Un mot d'abord sur Richard Pryor à qui Murphy offre le rôle de père adoptif. Tout un symbole ! D'autant plus que Murphy comme Pryor restent sobres et ne surjouent pas, même lors des scènes comiques, et cassent donc ce qui fît leur succès respectif, le noir jovial au bagou incessant. Se côtoient aussi plusieurs génération d'acteurs afro-américains : Redd Foxx (le héros de la série Sanford And Son), le légendaire danseur de claquettes Howard "Sandman" Sims, Stan Shaw, Ji-Tu Cumbuka, Don Blakely, la survoltée Della Reese ou encore Rudy Challenger pour les plus anciens ; Bobby McGee, Lela Rochon (une des quatre héroïne de Waiting To Exhale), Steve White, Charles Q. Murphy (le frère d'Eddie), Reynaldo Rey, Kathleen Bradley, Jasmine Guy ou encore Nona Gaye (la fille de Marvin Gaye, qui débute ici au cinéma, et que l'on retrouvera dans les séquelles de Matrix et dans Ali).
Du coté du casting blanc, là aussi, il faut noter les réussites :Danny Aiello (Sal le pizzaïolo de Do the Right Thing) génial en petit flic de quartier cynique et envieux, ainsi que son fils Rick (le flic récurrent des films de Spike Lee), Eugene Robert Glazer (qui joue dans Hollywood Shuffle et I'm Gonna Git You Sucka) et Michael Lerner.

lundi 20 juin 2011

Sprung

Nouvelle livraison de Rusty Cundieff qui s'essaie avec un certain succès à la comédie romantique, très en vogue en cette fin de décennie 90...

SPRUNG - Rusty Cundieff (1997)


Montel (Rusty Cundieff) est un photographe timide et introverti qui ambitionne de trouver la femme de sa vie et de fonder un foyer, son pote Clyde (Joe Torry) est le strict oppposé : un frimeur et un dragueur insatiable. Dans une soirée, les deux amis rencontrent leurs alter-egos féminins : Brandy et Adina (Tisha Campbell & Paula Jai Parker). Alors que dès le premier soir, Clyde et Adina s'offrent de torrides moments, Montel et Brandy prennent leur temps...
Sauf que ces deux derniers tombent amoureux, alors qu'Adina se rend compte que Clyde est fauché et n'a rien à lui offrir. Leur relation s'arrête là, mais ils s'associent pour brouiller le grand amour qui se crée entre Brandy et Montel...
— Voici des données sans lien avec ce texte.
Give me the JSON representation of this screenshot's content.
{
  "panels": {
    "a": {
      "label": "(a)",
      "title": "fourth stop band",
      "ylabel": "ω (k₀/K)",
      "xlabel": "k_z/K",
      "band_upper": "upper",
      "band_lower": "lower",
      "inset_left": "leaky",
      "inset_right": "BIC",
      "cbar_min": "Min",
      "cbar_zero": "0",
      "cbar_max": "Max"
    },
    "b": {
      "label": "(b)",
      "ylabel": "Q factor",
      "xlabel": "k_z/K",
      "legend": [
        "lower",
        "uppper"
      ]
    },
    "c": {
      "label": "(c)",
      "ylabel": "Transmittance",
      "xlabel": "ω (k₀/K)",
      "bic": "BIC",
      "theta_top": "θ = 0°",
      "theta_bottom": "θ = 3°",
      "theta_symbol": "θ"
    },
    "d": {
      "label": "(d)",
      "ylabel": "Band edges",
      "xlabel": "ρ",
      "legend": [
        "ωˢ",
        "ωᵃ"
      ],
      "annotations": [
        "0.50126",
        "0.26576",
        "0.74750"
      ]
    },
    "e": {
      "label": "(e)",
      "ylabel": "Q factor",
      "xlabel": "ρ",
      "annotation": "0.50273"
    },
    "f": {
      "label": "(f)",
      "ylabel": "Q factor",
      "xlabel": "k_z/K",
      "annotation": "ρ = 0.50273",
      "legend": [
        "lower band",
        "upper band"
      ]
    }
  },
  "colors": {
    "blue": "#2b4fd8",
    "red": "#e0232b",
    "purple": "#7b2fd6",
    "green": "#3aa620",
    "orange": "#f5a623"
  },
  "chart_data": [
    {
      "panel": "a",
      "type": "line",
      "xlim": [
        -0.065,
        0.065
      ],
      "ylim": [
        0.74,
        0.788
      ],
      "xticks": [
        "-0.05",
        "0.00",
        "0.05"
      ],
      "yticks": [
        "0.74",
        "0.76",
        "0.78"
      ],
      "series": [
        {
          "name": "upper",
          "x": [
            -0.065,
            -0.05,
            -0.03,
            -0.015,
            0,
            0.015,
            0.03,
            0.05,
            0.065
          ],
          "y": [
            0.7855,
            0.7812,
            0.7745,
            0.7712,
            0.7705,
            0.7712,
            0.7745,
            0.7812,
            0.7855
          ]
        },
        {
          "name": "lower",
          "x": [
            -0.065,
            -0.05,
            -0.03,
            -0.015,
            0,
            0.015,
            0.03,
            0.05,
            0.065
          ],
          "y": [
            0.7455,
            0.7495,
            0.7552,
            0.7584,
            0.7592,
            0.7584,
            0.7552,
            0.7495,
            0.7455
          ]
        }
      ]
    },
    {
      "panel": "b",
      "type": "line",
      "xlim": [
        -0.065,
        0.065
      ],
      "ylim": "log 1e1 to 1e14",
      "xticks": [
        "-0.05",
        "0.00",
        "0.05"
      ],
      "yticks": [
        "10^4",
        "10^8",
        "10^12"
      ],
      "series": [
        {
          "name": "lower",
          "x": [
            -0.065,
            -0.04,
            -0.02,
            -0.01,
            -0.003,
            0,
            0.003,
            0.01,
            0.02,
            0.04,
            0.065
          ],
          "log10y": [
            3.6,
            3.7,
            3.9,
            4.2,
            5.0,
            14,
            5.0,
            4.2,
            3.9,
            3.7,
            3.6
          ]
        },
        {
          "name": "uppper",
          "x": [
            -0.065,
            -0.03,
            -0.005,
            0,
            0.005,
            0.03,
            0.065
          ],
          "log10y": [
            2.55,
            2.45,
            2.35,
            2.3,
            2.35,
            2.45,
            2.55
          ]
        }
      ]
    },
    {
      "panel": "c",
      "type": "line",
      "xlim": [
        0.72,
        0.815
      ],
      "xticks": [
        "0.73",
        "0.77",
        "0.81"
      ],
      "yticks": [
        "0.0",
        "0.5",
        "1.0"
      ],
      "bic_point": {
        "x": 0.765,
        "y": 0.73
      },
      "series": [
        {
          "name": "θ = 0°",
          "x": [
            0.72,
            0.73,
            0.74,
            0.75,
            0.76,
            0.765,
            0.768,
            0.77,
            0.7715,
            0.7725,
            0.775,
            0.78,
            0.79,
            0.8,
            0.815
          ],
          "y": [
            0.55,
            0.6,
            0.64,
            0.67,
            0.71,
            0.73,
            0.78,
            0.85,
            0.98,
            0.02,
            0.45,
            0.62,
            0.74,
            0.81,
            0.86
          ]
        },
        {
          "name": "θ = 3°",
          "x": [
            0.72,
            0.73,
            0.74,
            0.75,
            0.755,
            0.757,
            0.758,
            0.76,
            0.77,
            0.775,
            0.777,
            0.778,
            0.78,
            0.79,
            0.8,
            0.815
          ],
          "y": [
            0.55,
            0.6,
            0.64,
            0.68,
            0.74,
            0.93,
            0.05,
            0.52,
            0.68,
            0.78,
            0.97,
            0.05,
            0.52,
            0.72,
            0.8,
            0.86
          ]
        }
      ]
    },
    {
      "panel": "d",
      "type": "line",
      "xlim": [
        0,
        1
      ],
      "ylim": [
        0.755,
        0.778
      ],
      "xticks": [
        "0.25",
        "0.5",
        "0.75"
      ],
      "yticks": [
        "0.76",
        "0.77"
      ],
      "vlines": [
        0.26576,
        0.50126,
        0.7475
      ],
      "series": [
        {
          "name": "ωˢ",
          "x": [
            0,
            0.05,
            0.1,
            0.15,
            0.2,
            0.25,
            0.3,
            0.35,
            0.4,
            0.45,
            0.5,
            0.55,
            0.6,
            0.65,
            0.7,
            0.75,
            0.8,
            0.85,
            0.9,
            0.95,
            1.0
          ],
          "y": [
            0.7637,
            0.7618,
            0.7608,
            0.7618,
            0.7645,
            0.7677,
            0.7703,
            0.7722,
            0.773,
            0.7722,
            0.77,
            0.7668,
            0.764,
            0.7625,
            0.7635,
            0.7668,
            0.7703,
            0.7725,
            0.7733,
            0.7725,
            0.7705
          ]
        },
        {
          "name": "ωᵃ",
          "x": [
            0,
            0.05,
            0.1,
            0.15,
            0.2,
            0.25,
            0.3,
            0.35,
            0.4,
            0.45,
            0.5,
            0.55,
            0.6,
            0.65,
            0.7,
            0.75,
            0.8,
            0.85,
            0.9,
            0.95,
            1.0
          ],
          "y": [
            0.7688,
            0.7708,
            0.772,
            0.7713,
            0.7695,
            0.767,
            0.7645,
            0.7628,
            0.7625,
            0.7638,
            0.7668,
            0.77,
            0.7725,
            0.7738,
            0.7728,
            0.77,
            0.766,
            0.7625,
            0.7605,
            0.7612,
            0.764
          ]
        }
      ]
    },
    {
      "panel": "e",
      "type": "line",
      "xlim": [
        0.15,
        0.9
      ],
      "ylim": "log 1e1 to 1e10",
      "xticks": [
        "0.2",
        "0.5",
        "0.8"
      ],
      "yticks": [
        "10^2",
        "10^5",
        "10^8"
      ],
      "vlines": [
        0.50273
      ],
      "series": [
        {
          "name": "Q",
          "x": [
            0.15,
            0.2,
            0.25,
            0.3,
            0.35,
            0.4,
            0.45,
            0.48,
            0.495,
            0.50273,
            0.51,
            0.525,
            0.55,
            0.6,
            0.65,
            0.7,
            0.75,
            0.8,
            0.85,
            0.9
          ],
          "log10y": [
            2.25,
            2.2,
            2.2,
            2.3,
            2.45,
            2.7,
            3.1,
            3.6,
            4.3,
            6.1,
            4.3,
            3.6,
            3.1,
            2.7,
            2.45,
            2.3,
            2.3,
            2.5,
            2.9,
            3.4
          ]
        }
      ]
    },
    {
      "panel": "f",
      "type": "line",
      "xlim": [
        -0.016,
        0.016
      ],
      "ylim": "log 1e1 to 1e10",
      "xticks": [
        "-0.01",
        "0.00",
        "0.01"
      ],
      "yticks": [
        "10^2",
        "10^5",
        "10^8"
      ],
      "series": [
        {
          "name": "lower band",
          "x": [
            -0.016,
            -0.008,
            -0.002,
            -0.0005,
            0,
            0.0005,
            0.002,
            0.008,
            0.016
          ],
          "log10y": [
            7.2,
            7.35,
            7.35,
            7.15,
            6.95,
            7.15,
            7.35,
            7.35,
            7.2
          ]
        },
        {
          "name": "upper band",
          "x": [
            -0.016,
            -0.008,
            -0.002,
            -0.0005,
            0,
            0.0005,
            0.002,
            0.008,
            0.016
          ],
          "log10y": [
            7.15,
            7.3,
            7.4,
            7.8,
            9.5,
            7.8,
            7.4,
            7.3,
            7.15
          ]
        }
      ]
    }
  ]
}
On pense à Booty Call, sorti la même année. Les deux scénarios son très proches : deux couples d'amis aux attentes amoureuse radicalement différentes. Le traitement, lui diffère, et ma préférence va plutôt à celui-ci.
Il est écrit, réalisé et interprété par Rusty Cundieff, à qui l'on doit Fear of a Black Hat (une fausse-biographie d'un groupe hip-hop et le film d'horreur urbain Tales from the Hood. Je trouve son jeu relativement insipide (mais c'est probablement dû aux caractéristiques du personnage. Par contre, sa mise en scène est originale et bien rythmée (au moins pour la première moitié).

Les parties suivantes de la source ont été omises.